Professor Patton says the Nazis latched on to Nietzsche’s idea of the Übermensch, a superior type of human being. But they missed a key element.
“When the German philosopher created the concept in 1883, he was signifying that European culture was not the final point of human moral and cultural evolution,” Professor Patton explains.
“In the case of the alt-right, there’s less of a looking forward to a new stage of human evolution and human culture, and a much more defensive attitude to the achievements of European and Western civilisation and its peoples.”
Xenophobia and ‘slave morality’
Similarly, for Hugo Drochon, historian and political theorist at the University of Cambridge, the alt-right embrace of Nietzsche is based on a profound misunderstanding of his ideas.
“Nietzsche is writing at the end of the 19th century, and 19th century Europe is dominated by figures like Otto von Bismarck [German chancellor between 1871 and 1890], who’s known for German unification, the Franco-Prussian war, and also for the politics of ‘blood and iron’ — the expansion of Germany through military power,” explains Dr Drochon.
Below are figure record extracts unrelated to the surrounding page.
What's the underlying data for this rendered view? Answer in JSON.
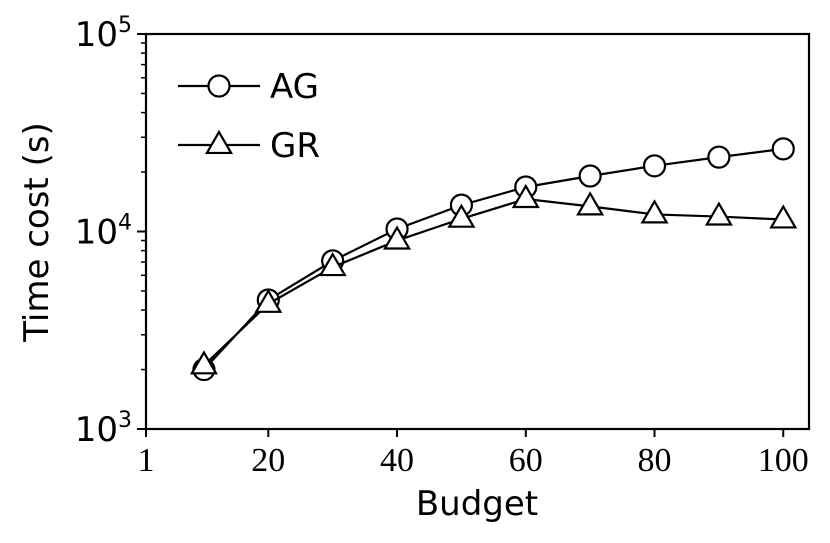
{
  "chart_data": {
    "type": "line",
    "xlabel": "Budget",
    "ylabel": "Time cost (s)",
    "yscale": "log",
    "ylim": [
      1000,
      100000
    ],
    "xlim": [
      1,
      104
    ],
    "xticks": [
      {
        "value": 1,
        "label": "1"
      },
      {
        "value": 20,
        "label": "20"
      },
      {
        "value": 40,
        "label": "40"
      },
      {
        "value": 60,
        "label": "60"
      },
      {
        "value": 80,
        "label": "80"
      },
      {
        "value": 100,
        "label": "100"
      }
    ],
    "yticks": [
      {
        "value": 1000,
        "base": "10",
        "exp": "3"
      },
      {
        "value": 10000,
        "base": "10",
        "exp": "4"
      },
      {
        "value": 100000,
        "base": "10",
        "exp": "5"
      }
    ],
    "legend_position": "top-left",
    "grid": false,
    "x": [
      10,
      20,
      30,
      40,
      50,
      60,
      70,
      80,
      90,
      100
    ],
    "series": [
      {
        "name": "AG",
        "marker": "circle",
        "color": "#000000",
        "values": [
          2000,
          4500,
          7100,
          10300,
          13600,
          16800,
          19100,
          21500,
          23800,
          26200
        ]
      },
      {
        "name": "GR",
        "marker": "triangle",
        "color": "#000000",
        "values": [
          2100,
          4300,
          6600,
          9000,
          11600,
          14600,
          13400,
          12200,
          11900,
          11500
        ]
      }
    ]
  }
}
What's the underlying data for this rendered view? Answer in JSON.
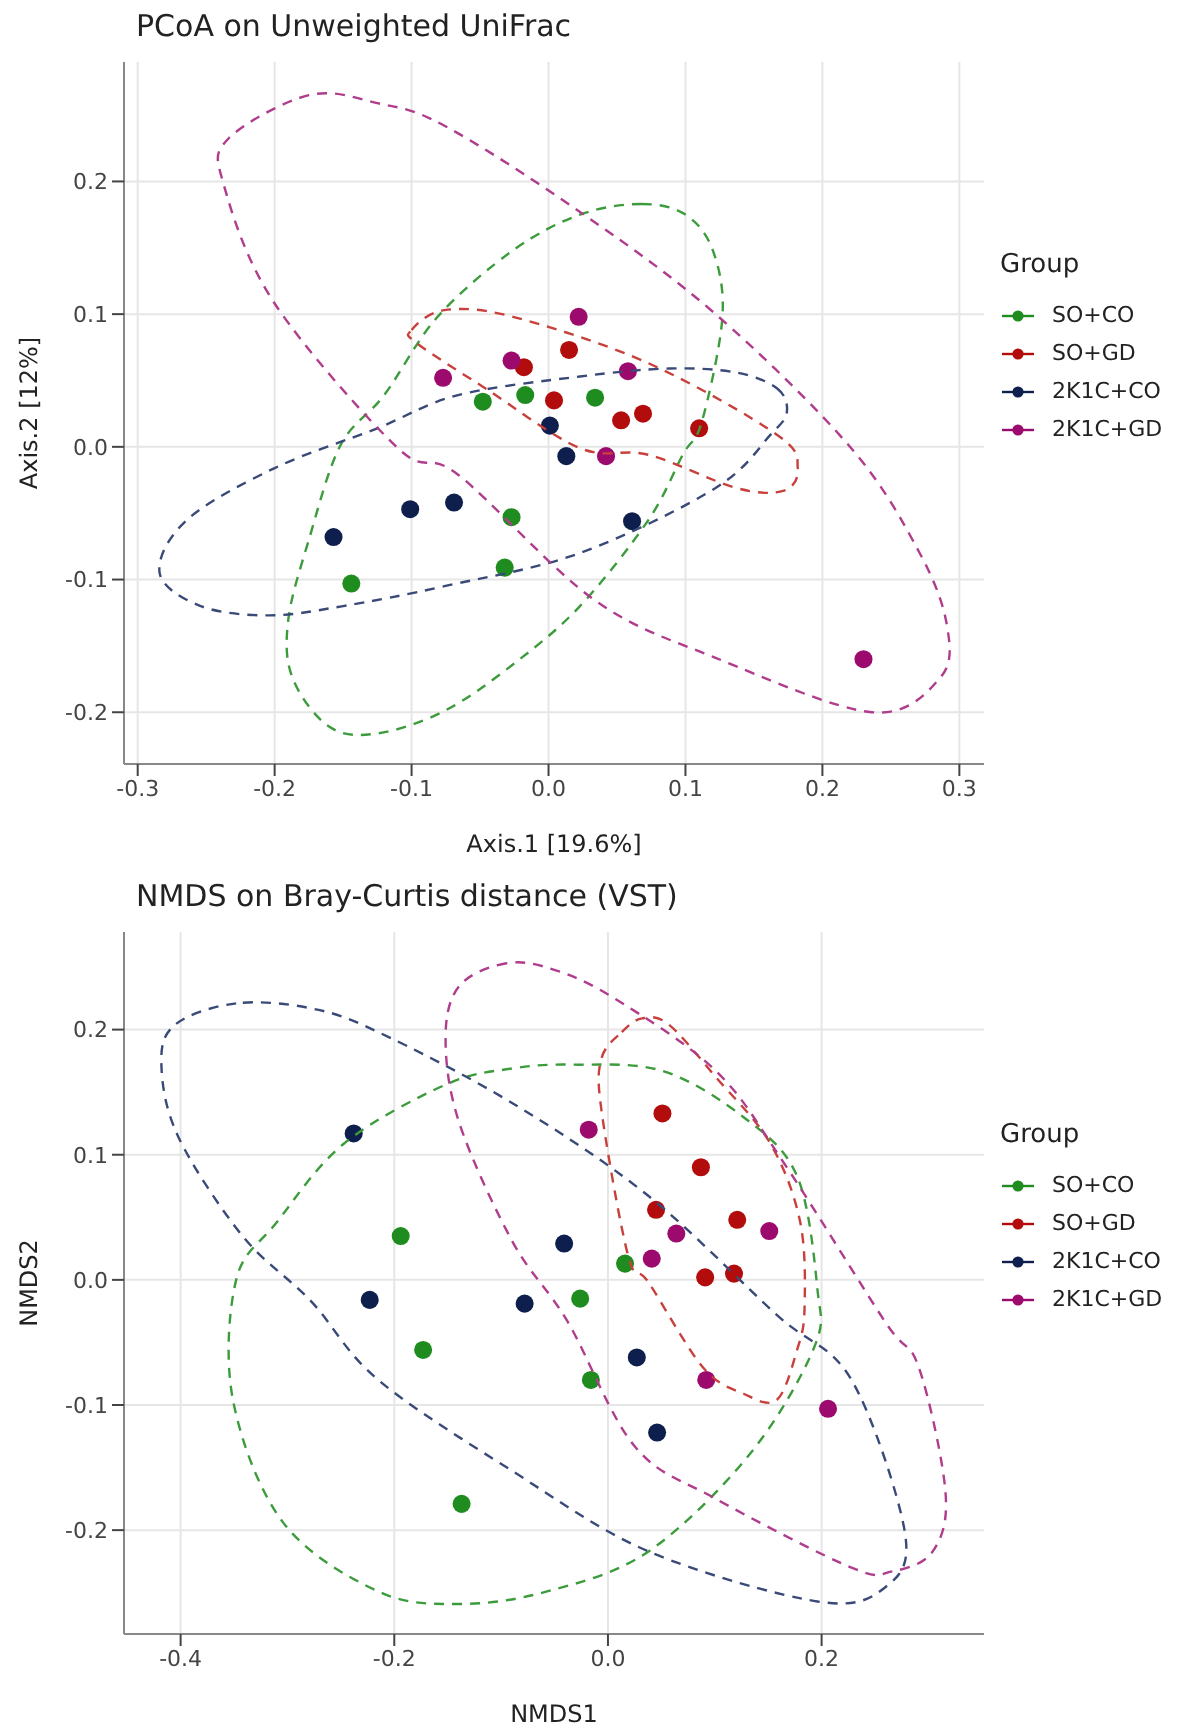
{
  "chart_data": [
    {
      "type": "scatter",
      "title": "PCoA on Unweighted UniFrac",
      "xlabel": "Axis.1   [19.6%]",
      "ylabel": "Axis.2   [12%]",
      "legend_title": "Group",
      "legend": "right",
      "grid": true,
      "marker": "circle",
      "xlim": [
        -0.31,
        0.318
      ],
      "ylim": [
        -0.239,
        0.29
      ],
      "xticks": [
        -0.3,
        -0.2,
        -0.1,
        {
          "value": 0,
          "label": "0.0"
        },
        0.1,
        0.2,
        0.3
      ],
      "yticks": [
        -0.2,
        -0.1,
        {
          "value": 0,
          "label": "0.0"
        },
        0.1,
        0.2
      ],
      "series": [
        {
          "name": "SO+CO",
          "color": "#1e8c1e",
          "x": [
            -0.048,
            -0.017,
            0.034,
            -0.027,
            -0.032,
            -0.144
          ],
          "values": [
            0.034,
            0.039,
            0.037,
            -0.053,
            -0.091,
            -0.103
          ]
        },
        {
          "name": "SO+GD",
          "color": "#b30c0c",
          "x": [
            -0.018,
            0.015,
            0.004,
            0.053,
            0.069,
            0.11
          ],
          "values": [
            0.06,
            0.073,
            0.035,
            0.02,
            0.025,
            0.014
          ]
        },
        {
          "name": "2K1C+CO",
          "color": "#0e1f4d",
          "x": [
            0.001,
            0.013,
            -0.101,
            -0.069,
            0.061,
            -0.157
          ],
          "values": [
            0.016,
            -0.007,
            -0.047,
            -0.042,
            -0.056,
            -0.068
          ]
        },
        {
          "name": "2K1C+GD",
          "color": "#9c0a6e",
          "x": [
            0.022,
            -0.027,
            -0.077,
            0.058,
            0.042,
            0.23
          ],
          "values": [
            0.098,
            0.065,
            0.052,
            0.057,
            -0.007,
            -0.16
          ]
        }
      ]
    },
    {
      "type": "scatter",
      "title": "NMDS on Bray-Curtis distance (VST)",
      "xlabel": "NMDS1",
      "ylabel": "NMDS2",
      "legend_title": "Group",
      "legend": "right",
      "grid": true,
      "marker": "circle",
      "xlim": [
        -0.453,
        0.352
      ],
      "ylim": [
        -0.283,
        0.278
      ],
      "xticks": [
        -0.4,
        -0.2,
        {
          "value": 0,
          "label": "0.0"
        },
        0.2
      ],
      "yticks": [
        -0.2,
        -0.1,
        {
          "value": 0,
          "label": "0.0"
        },
        0.1,
        0.2
      ],
      "series": [
        {
          "name": "SO+CO",
          "color": "#1e8c1e",
          "x": [
            -0.194,
            0.016,
            -0.026,
            -0.173,
            -0.016,
            -0.137
          ],
          "values": [
            0.035,
            0.013,
            -0.015,
            -0.056,
            -0.08,
            -0.179
          ]
        },
        {
          "name": "SO+GD",
          "color": "#b30c0c",
          "x": [
            0.051,
            0.087,
            0.045,
            0.121,
            0.091,
            0.118
          ],
          "values": [
            0.133,
            0.09,
            0.056,
            0.048,
            0.002,
            0.005
          ]
        },
        {
          "name": "2K1C+CO",
          "color": "#0e1f4d",
          "x": [
            -0.238,
            -0.041,
            -0.223,
            -0.078,
            0.027,
            0.046
          ],
          "values": [
            0.117,
            0.029,
            -0.016,
            -0.019,
            -0.062,
            -0.122
          ]
        },
        {
          "name": "2K1C+GD",
          "color": "#9c0a6e",
          "x": [
            -0.018,
            0.064,
            0.151,
            0.041,
            0.092,
            0.206
          ],
          "values": [
            0.12,
            0.037,
            0.039,
            0.017,
            -0.08,
            -0.103
          ]
        }
      ]
    }
  ]
}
“Nietzsche’s incredibly critical of that type of politics.
“Nietzsche says that this power-politics — which is based on nationalism, xenophobia and philistinism — is an example of what he calls ‘slave morality’, which he rejects.”
But according to Dr Drochon, contemporary alt-right figures, like Richard Spencer, advocate for nationalistic and xenophobic politics grounded in the rejection of the ‘other’.
“Spencer calls for a Christian ethno-populist American state, and these are all the things that Nietzsche hates,” he says.
“Nietzsche attacks Christianity, he hates nationalism, and instead of having some kind of purity, his idea was that the future of Europe would be based on mixing.
“He had this vision of future ‘good Europeans’ who would be mixed race, a mixture of Prussian military officers and Jews — which is obviously very far from the conception that the alt-right is peddling today.”